Hereford Beef Thai Curry

A wonderful curry made with boneless shin of beef with a combination of Thai spices and creamy coconut milk. Great for any weekend supper party.

Serves: 4

Cooking Time: 2 hours

Ingredients:

  • 450g/1lb lean boneless shin of beef, or braising beef, cut into 2.5cm/1inch cubes
  • 15ml/1tbsp sunflower oil
  • 1 x 400g can coconut milk
  • For the Green Curry Paste:
  • 4 spring onions, sliced
  • 2 green or red chillies, deseeded and finely sliced
  • 2 garlic cloves, peeled and crushed
  • 2.5cm/1inch piece fresh root ginger, peeled and finely chopped
  • 15ml/1tbsp coriander seeds, finely crushed
  • 2 fresh lemon grass stalks, finely sliced
  • Large handful fresh coriander leaves
  • Large handful fresh basil leaves
  • Salt and freshly milled black pepper
  • 30ml/2tbsp sunflower oil
  • Extra sliced chillies, spring onions or fresh coriander leaves, to garnish

Method:

  • Place all the curry paste ingredients except the garnish into a blender and whizz together until smooth.
  • Transfer to a large bowl, add the beef and mix to combine with the paste.
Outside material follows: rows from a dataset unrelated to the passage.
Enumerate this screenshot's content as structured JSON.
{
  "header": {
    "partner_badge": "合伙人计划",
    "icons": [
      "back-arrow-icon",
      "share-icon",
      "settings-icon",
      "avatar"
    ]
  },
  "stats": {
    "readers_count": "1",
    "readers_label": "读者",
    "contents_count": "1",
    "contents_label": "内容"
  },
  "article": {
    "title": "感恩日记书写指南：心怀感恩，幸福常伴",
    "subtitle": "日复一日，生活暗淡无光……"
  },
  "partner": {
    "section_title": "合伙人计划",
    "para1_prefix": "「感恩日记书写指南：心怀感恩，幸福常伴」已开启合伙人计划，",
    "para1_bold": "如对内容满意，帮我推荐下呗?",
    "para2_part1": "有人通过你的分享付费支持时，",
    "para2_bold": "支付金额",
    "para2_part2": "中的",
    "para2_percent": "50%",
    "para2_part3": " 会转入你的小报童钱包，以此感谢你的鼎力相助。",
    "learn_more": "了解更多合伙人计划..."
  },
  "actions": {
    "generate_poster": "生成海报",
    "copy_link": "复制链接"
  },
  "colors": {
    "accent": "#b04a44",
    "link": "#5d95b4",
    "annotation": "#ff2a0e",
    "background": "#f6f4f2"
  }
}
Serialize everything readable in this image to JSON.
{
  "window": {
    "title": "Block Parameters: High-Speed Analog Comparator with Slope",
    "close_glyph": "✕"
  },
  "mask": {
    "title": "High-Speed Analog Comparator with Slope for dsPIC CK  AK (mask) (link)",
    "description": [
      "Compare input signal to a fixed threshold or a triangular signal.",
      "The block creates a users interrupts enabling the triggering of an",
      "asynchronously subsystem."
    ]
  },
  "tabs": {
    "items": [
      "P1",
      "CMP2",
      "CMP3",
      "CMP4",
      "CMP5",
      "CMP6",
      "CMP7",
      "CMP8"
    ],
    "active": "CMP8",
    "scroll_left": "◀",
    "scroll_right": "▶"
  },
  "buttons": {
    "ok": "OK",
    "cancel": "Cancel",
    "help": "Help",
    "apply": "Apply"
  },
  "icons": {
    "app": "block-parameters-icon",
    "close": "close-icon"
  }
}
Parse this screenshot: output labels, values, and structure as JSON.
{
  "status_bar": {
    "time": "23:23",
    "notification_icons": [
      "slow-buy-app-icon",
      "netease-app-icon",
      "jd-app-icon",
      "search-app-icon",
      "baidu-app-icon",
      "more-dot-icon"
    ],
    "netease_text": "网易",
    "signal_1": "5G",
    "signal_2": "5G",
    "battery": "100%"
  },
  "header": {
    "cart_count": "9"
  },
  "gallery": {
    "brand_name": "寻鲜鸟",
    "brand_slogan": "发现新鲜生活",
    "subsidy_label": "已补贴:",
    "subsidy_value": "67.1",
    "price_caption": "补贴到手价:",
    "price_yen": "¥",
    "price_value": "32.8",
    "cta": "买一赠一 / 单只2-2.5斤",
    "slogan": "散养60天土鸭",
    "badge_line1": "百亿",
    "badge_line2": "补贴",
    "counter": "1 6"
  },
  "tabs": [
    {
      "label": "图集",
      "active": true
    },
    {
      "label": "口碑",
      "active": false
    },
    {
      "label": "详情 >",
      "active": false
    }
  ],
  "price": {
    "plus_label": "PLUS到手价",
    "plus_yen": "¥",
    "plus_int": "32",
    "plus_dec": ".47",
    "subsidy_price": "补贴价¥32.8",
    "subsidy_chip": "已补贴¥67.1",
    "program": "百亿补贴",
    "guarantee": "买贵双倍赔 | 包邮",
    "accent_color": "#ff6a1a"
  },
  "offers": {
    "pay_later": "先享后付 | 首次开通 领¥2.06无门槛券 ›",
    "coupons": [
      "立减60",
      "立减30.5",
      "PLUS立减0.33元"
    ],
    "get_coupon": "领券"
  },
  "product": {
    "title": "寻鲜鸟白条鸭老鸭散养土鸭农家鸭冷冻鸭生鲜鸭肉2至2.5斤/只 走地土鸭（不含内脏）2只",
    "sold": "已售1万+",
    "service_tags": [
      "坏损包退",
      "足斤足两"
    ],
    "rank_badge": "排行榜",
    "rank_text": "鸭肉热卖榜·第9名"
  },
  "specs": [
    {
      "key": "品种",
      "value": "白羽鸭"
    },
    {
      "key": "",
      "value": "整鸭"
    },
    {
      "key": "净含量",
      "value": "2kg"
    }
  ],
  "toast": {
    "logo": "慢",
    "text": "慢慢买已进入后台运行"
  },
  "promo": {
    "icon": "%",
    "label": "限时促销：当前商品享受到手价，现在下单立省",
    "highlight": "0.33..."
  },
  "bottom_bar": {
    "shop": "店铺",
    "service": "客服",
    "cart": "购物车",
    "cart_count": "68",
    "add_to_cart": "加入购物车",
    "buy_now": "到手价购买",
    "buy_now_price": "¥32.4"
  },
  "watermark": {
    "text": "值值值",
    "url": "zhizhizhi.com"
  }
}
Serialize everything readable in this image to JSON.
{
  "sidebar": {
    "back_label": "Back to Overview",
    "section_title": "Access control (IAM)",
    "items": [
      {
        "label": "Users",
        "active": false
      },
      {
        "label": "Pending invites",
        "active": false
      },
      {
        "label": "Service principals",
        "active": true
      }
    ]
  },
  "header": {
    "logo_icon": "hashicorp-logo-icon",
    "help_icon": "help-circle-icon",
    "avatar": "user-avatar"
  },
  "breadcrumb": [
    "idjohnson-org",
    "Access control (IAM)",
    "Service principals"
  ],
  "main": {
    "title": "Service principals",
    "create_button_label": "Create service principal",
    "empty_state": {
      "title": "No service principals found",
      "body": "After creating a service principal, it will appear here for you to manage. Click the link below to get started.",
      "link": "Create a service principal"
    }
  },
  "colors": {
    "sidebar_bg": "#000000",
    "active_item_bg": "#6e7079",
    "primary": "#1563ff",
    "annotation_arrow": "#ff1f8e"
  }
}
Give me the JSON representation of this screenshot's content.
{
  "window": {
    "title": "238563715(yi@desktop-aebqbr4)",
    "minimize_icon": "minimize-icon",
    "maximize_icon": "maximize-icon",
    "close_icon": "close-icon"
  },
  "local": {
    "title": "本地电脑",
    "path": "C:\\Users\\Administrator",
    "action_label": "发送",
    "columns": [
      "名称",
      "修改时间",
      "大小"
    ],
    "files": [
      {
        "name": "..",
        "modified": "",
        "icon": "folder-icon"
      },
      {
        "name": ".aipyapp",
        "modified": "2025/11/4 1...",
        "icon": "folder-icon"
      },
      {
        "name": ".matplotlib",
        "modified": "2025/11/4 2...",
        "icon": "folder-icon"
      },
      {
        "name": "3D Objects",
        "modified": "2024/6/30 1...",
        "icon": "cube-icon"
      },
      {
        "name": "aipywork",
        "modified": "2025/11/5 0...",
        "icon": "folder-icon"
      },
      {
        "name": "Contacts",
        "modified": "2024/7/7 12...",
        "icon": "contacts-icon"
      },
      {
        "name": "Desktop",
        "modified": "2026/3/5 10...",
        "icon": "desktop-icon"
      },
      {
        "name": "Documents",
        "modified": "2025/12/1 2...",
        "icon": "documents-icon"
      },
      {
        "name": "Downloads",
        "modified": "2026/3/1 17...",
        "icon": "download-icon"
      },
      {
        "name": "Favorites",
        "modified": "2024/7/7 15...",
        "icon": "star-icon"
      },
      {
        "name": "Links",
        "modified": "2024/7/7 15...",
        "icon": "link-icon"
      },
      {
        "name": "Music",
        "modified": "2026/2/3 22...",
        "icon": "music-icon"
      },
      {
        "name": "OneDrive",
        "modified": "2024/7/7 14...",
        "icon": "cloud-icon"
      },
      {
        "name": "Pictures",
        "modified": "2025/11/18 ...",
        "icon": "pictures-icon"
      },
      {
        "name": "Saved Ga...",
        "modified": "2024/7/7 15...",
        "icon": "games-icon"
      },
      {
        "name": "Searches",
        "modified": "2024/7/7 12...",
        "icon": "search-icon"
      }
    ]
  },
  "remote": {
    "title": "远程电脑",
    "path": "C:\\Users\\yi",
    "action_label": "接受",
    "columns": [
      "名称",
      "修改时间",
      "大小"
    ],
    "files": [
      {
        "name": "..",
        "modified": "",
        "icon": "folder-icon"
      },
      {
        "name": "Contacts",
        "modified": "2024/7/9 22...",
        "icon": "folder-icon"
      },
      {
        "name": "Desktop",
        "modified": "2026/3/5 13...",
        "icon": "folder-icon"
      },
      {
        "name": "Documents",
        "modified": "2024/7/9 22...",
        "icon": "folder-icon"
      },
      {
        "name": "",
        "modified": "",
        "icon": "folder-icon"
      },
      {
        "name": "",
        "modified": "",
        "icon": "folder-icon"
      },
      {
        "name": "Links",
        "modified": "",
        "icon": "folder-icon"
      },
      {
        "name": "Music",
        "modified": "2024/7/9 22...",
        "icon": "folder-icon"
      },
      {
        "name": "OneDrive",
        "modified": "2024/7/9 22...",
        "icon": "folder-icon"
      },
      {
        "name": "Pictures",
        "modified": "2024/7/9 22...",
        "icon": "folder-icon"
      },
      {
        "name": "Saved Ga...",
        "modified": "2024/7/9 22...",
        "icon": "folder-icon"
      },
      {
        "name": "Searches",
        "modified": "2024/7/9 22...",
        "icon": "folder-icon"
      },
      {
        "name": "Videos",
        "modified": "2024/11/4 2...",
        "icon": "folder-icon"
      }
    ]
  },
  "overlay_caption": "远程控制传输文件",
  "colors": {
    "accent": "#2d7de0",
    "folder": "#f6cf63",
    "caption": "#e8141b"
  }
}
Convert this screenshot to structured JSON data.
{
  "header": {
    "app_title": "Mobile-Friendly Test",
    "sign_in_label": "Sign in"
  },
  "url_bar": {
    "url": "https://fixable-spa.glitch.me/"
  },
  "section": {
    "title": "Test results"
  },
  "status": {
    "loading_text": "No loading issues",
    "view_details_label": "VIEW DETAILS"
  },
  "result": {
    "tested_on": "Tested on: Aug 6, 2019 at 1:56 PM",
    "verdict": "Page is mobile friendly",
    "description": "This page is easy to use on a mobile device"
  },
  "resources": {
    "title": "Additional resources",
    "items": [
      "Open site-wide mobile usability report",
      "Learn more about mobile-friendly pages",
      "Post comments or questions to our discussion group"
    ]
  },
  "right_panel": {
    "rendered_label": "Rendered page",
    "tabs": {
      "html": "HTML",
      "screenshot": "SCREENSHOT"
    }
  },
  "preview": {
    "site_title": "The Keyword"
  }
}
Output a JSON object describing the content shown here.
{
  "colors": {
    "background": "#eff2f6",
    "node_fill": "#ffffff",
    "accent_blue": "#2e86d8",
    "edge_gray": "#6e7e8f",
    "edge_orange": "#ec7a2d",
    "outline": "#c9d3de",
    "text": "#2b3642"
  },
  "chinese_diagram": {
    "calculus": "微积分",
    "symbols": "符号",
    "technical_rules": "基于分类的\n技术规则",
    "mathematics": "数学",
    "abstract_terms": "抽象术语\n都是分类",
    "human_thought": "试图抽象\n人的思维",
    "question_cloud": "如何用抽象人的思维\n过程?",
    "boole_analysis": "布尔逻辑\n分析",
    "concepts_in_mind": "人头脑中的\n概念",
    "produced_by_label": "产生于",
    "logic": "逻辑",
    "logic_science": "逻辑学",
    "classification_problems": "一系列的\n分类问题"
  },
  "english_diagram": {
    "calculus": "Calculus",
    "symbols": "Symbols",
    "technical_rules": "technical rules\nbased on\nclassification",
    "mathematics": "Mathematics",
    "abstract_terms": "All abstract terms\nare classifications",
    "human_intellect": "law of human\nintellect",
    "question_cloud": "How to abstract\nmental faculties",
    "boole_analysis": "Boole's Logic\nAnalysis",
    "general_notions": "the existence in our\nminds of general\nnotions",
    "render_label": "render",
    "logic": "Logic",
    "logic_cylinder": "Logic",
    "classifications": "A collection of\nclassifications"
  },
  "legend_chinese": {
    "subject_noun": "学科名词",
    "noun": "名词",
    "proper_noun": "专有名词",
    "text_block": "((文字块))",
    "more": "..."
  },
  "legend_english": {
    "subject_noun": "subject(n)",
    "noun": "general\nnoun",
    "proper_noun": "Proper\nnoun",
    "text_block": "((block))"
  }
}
Cover and marinate in the fridge for 30 minutes or overnight if time allows.
  • Heat the oil in a large pan or wok, add the beef mixture and cook for 3-4 minutes, stirring occasionally. Add the coconut milk and bring to the boil, stirring occasionally. Reduce the heat, cover and simmer for 2 hours, or until the meat is tender.
  • Garnish with sliced chillies, spring onions or extra coriander leaves and serve with plain basmati rice and steamed pak choi or curly kale.